Using a pyenv virtual env then exporting LOCALPYTHON env var
Yes, the problem is it's still really hidden (the error, I mean)
Yes I take the export statements from my bash script of the task
I guess it makes no sense because of the steps a clearml-agent works...
I also thought about going to pip
mode but not all packages are detected from our poetry.lock file unfortunately so cannot do that.
I literrally connected to it at runtime, and ran poetry install -n
and it worked
I see it's running inside 3.9, so I assume it's correct
I am currently trying with a new dummy repo and I iterate over the dependencies of the pyproject.toml.
You can theoretically do that in the docker init bash script that will be executed before the task is cloned and run
the autoscaler always uses docker mode
CostlyOstrich36 SuccessfulKoala55 I tried with dummy repo. Using Python and stripe packages ONLY in the pyproject.toml
Here is my result (still failing) :
Poetry Enabled: Ignoring requested python packages, using repository poetry lock file!
Creating virtualenv debug in /root/.clearml/venvs-builds/3.9/task_repository/clearmldebug.git/.venv
Using virtualenv: /root/.clearml/venvs-builds/3.9/task_repository/clearmldebug.git/.venv
Installing dependencies from lock file
Finding the necessary packages for the current system
Package operations: 6 installs, 0 updates, 0 removals
failed installing poetry requirements: Command '['poetry', 'install', '-n', '-v']' returned non-zero exit status 1.
Ignoring pip: markers 'python_version >= "3.10"' don't match your environment
The autoscaler just runs it on an AWS instance, inside a docker container - there's no difference from running it yourself inside a docker container - did you try running it inside a docker container as well?
How to make sure that the python version is correct?
Because I was ssh-ing to it before the fail. When poetry fails, it installs everything using PIP
SuccessfulRaven86 , did you install poetry inside the EC2 instance or inside the docker? Basically, where do you put the poetry installation bash script - in the 'init script' section of the autoscaler or on the task's 'setup shell script' in execution tab (This is basically the script that runs inside the docker)

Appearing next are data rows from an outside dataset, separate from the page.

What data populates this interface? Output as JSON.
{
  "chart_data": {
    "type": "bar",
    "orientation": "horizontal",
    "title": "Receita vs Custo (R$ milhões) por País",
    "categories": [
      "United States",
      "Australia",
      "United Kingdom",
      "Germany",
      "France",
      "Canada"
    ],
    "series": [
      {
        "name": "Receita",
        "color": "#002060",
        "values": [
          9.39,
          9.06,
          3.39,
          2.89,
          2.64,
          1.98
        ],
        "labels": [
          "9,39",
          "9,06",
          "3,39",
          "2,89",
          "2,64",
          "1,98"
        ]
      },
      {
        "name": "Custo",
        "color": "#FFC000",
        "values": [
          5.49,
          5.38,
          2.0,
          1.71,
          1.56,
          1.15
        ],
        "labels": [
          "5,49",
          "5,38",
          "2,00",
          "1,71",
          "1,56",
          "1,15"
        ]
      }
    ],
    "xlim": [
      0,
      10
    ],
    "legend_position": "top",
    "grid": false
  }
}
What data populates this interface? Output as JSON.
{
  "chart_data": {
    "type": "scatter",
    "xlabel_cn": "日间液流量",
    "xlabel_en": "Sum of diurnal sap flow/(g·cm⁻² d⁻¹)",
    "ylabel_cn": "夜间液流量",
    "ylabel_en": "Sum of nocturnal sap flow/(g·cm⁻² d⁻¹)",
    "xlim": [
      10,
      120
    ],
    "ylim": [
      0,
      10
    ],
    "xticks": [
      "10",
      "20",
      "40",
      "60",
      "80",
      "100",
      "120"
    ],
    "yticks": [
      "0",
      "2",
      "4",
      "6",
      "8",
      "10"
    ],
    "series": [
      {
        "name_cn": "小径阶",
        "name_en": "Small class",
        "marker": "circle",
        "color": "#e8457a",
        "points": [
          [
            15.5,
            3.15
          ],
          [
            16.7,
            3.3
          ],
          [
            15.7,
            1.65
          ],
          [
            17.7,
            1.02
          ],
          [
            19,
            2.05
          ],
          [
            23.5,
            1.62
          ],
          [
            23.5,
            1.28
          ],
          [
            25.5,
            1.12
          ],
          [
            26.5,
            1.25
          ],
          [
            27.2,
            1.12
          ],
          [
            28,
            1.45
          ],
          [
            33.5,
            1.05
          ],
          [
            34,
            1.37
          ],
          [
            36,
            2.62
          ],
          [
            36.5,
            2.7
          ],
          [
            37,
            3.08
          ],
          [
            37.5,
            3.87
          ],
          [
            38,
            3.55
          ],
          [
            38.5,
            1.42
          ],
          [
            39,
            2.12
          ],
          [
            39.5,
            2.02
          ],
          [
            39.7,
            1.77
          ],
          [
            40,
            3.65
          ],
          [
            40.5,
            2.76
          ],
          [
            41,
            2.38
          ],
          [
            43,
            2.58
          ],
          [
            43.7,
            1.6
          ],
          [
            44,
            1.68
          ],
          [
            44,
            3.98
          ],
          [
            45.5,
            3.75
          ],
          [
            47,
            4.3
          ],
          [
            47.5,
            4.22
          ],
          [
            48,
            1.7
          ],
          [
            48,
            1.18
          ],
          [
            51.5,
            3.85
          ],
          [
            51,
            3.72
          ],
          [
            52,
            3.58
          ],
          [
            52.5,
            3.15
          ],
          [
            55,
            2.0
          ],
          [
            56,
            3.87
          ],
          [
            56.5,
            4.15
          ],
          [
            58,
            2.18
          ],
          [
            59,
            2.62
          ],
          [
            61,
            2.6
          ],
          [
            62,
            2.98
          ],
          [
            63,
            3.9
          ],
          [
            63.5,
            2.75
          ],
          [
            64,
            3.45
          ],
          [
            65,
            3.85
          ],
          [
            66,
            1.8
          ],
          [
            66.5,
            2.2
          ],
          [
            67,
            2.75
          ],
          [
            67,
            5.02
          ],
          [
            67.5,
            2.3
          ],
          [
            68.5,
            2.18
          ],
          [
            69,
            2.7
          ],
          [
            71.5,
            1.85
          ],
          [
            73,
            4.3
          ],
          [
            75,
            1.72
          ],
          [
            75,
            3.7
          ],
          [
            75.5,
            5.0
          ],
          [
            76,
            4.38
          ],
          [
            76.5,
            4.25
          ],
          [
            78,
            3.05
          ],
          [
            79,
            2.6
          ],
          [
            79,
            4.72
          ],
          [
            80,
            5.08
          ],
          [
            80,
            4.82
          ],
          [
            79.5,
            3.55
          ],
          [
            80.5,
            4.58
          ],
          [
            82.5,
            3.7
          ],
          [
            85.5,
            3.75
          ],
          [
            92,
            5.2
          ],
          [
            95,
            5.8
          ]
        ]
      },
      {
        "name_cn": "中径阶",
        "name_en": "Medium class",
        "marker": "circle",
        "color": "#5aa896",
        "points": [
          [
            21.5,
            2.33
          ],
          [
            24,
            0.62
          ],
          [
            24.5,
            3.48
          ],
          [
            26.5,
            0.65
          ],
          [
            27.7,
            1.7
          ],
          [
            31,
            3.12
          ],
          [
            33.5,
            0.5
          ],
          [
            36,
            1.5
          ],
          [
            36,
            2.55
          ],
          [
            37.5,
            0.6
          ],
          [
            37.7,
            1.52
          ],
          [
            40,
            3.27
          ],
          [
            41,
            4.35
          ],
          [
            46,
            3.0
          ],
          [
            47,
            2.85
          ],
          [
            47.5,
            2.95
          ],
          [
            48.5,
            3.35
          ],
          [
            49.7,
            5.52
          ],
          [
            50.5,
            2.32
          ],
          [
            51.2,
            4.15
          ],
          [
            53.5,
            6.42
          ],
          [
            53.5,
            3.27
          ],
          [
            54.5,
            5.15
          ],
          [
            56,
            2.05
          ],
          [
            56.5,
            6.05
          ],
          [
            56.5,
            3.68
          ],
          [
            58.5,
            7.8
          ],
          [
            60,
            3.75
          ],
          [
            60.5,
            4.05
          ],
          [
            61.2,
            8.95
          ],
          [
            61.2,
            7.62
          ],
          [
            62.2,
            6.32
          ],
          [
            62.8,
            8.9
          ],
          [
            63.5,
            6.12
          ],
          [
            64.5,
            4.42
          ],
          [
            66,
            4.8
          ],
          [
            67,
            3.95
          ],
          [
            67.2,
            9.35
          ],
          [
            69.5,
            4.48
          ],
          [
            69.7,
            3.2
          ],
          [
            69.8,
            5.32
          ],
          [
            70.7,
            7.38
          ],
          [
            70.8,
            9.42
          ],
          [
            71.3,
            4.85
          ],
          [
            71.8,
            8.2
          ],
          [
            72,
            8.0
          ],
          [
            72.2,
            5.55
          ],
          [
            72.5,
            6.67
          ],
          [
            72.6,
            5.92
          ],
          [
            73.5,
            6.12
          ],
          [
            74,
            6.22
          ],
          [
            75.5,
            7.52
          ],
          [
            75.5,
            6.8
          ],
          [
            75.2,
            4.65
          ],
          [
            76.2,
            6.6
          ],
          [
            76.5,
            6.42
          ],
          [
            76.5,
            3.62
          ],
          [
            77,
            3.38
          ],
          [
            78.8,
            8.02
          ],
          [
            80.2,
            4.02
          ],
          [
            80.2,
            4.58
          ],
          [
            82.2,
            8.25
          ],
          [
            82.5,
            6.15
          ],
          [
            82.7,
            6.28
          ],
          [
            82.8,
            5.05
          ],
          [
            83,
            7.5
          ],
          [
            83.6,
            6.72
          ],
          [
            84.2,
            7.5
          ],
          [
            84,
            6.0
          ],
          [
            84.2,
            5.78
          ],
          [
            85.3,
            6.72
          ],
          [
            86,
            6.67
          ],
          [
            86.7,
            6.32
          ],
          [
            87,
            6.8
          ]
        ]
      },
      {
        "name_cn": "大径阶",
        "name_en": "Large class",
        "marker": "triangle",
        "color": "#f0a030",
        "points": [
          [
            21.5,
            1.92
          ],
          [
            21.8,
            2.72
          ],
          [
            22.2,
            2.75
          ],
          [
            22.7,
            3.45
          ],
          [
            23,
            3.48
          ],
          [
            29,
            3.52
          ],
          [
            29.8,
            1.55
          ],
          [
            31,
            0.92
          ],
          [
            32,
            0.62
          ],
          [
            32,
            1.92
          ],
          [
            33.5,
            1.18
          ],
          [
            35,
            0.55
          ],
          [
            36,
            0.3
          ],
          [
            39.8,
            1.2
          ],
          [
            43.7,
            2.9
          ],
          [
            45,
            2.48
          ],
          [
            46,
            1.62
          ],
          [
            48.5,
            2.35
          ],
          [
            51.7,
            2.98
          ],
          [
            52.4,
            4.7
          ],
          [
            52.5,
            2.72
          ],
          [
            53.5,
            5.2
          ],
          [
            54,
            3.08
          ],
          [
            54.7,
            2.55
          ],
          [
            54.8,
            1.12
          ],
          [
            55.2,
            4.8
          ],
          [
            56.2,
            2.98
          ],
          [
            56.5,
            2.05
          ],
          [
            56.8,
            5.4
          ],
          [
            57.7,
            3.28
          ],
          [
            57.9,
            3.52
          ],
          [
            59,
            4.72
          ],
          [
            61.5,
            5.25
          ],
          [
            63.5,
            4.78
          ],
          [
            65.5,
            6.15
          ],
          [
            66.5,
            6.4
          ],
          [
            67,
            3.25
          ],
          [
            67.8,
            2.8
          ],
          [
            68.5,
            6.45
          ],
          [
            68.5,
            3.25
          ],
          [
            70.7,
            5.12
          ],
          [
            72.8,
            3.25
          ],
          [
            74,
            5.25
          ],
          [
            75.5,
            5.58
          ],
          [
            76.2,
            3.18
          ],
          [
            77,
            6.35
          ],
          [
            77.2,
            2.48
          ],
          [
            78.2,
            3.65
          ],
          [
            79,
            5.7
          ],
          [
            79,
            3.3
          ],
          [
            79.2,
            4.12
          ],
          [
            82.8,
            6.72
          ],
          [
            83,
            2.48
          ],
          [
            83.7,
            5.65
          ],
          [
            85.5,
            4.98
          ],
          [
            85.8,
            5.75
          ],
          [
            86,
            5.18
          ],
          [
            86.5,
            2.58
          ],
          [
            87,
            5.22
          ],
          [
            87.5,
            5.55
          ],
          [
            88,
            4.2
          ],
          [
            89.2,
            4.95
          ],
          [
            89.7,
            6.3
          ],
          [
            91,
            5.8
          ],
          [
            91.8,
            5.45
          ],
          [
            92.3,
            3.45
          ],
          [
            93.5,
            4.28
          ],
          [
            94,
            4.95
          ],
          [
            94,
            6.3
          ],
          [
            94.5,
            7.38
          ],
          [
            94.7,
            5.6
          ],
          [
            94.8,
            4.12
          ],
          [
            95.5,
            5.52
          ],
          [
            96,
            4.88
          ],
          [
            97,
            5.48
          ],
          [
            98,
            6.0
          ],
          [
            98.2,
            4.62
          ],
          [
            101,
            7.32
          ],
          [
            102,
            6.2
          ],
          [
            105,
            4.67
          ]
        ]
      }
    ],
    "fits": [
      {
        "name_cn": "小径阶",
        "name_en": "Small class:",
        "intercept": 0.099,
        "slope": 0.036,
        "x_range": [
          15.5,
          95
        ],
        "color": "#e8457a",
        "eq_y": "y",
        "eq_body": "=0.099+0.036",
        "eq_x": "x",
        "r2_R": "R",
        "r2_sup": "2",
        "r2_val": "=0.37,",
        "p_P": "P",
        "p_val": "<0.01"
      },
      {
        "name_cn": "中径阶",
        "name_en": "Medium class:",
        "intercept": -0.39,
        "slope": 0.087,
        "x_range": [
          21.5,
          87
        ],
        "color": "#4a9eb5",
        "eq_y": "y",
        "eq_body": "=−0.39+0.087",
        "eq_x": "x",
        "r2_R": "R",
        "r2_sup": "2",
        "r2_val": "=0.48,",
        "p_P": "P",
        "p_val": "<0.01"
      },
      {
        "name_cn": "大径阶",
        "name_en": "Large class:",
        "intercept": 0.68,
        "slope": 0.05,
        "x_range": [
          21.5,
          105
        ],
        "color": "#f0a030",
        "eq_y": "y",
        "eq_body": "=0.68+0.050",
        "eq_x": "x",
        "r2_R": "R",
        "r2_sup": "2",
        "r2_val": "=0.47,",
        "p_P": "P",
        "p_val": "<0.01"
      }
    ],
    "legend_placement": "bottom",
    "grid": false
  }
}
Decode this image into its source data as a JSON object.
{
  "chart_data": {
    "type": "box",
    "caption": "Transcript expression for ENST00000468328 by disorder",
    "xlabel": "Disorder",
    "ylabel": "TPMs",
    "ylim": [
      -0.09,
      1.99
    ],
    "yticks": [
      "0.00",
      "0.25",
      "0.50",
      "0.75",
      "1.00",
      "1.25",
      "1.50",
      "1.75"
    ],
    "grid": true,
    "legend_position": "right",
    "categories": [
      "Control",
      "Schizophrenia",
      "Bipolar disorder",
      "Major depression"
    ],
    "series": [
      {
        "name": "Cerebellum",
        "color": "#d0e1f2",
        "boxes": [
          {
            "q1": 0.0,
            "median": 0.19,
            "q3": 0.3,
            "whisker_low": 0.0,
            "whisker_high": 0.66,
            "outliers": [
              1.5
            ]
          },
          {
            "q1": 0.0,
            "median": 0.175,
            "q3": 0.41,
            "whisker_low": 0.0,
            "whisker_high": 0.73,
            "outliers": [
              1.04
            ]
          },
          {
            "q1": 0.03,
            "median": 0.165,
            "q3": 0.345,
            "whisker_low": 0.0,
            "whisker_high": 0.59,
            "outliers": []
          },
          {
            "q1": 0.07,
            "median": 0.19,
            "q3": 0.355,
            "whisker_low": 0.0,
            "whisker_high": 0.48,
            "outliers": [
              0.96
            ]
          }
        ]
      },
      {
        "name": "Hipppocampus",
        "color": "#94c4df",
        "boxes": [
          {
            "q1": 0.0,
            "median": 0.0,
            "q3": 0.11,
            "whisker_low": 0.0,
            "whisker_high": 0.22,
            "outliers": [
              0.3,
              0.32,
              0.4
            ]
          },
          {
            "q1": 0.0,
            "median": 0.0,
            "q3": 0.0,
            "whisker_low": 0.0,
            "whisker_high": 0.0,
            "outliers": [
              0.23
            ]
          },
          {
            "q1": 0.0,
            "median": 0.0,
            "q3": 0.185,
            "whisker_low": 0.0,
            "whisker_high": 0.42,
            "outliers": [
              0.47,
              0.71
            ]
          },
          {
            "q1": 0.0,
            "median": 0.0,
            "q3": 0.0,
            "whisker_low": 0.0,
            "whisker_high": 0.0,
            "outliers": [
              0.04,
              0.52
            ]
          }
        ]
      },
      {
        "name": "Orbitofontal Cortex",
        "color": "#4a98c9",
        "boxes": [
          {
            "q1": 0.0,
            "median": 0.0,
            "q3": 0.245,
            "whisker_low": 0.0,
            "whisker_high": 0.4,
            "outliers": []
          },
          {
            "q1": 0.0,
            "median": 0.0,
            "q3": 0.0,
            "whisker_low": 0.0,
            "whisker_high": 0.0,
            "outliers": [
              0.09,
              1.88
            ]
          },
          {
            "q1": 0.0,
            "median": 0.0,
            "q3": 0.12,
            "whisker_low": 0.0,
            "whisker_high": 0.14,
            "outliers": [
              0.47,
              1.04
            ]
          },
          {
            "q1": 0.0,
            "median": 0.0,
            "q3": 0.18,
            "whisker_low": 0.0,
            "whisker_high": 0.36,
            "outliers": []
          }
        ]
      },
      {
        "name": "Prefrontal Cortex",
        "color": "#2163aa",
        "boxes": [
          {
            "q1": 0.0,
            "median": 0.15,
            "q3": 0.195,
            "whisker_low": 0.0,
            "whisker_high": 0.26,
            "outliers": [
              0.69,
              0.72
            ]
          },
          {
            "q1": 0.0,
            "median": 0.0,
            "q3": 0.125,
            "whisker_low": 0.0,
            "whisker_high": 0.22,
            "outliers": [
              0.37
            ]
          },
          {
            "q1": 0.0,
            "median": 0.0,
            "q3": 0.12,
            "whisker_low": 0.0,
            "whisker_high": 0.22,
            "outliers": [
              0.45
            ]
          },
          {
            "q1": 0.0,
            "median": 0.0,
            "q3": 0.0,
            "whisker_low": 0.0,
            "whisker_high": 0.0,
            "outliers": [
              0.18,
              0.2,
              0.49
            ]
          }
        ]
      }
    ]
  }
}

It sounds like you're installing poetry on the ec2 instance itself but the experiment runs inside a docker container
This is really extremely hard to debug. I am thinking to create another repo and iterate on the packages to hopefully find the problem, but it will take ages.
I tried too. I do not have more logs inside the ClearML agent 😞
Yes should be correct. Inside the bash script of the task.
into the same docker container running the task?
When the task finally failed, I was kicked of from the container
SuccessfulRaven86 can you try with -vvv
instead of -v
?
CostlyOstrich36 poetry is installed as part of the bash script of the task.
The init script of the AWS autoscaler only contains three export variables I set.
Is it a bug inside the AWS autoscaler??
Yes indeed, but what about the possibility to do the clone/poetry installation ourself in the init bash script of the task?
How is it still up is the task failed?
SuccessfulKoala55 Do you think it is possible to ask to run docker mode in the aws autoscaler, and add the cloning and installation inside the init bash script of the task?
And I just tried with Python 3.8 (default version of the image) and it still fails.
Poetry Enabled: Ignoring requested python packages, using repository poetry lock file!
Creating virtualenv debug in /root/.clearml/venvs-builds/3.8/task_repository/clearmldebug.git/.venv
Using virtualenv: /root/.clearml/venvs-builds/3.8/task_repository/clearmldebug.git/.venv
2023-04-18 15:03:52
Installing dependencies from lock file
Finding the necessary packages for the current system
Package operations: 6 installs, 0 updates, 0 removals
failed installing poetry requirements: Command '['poetry', 'install', '-n', '-v']' returned non-zero exit status 1.
SuccessfulRaven86 , to make things easier to debug, can you try running the agent locally?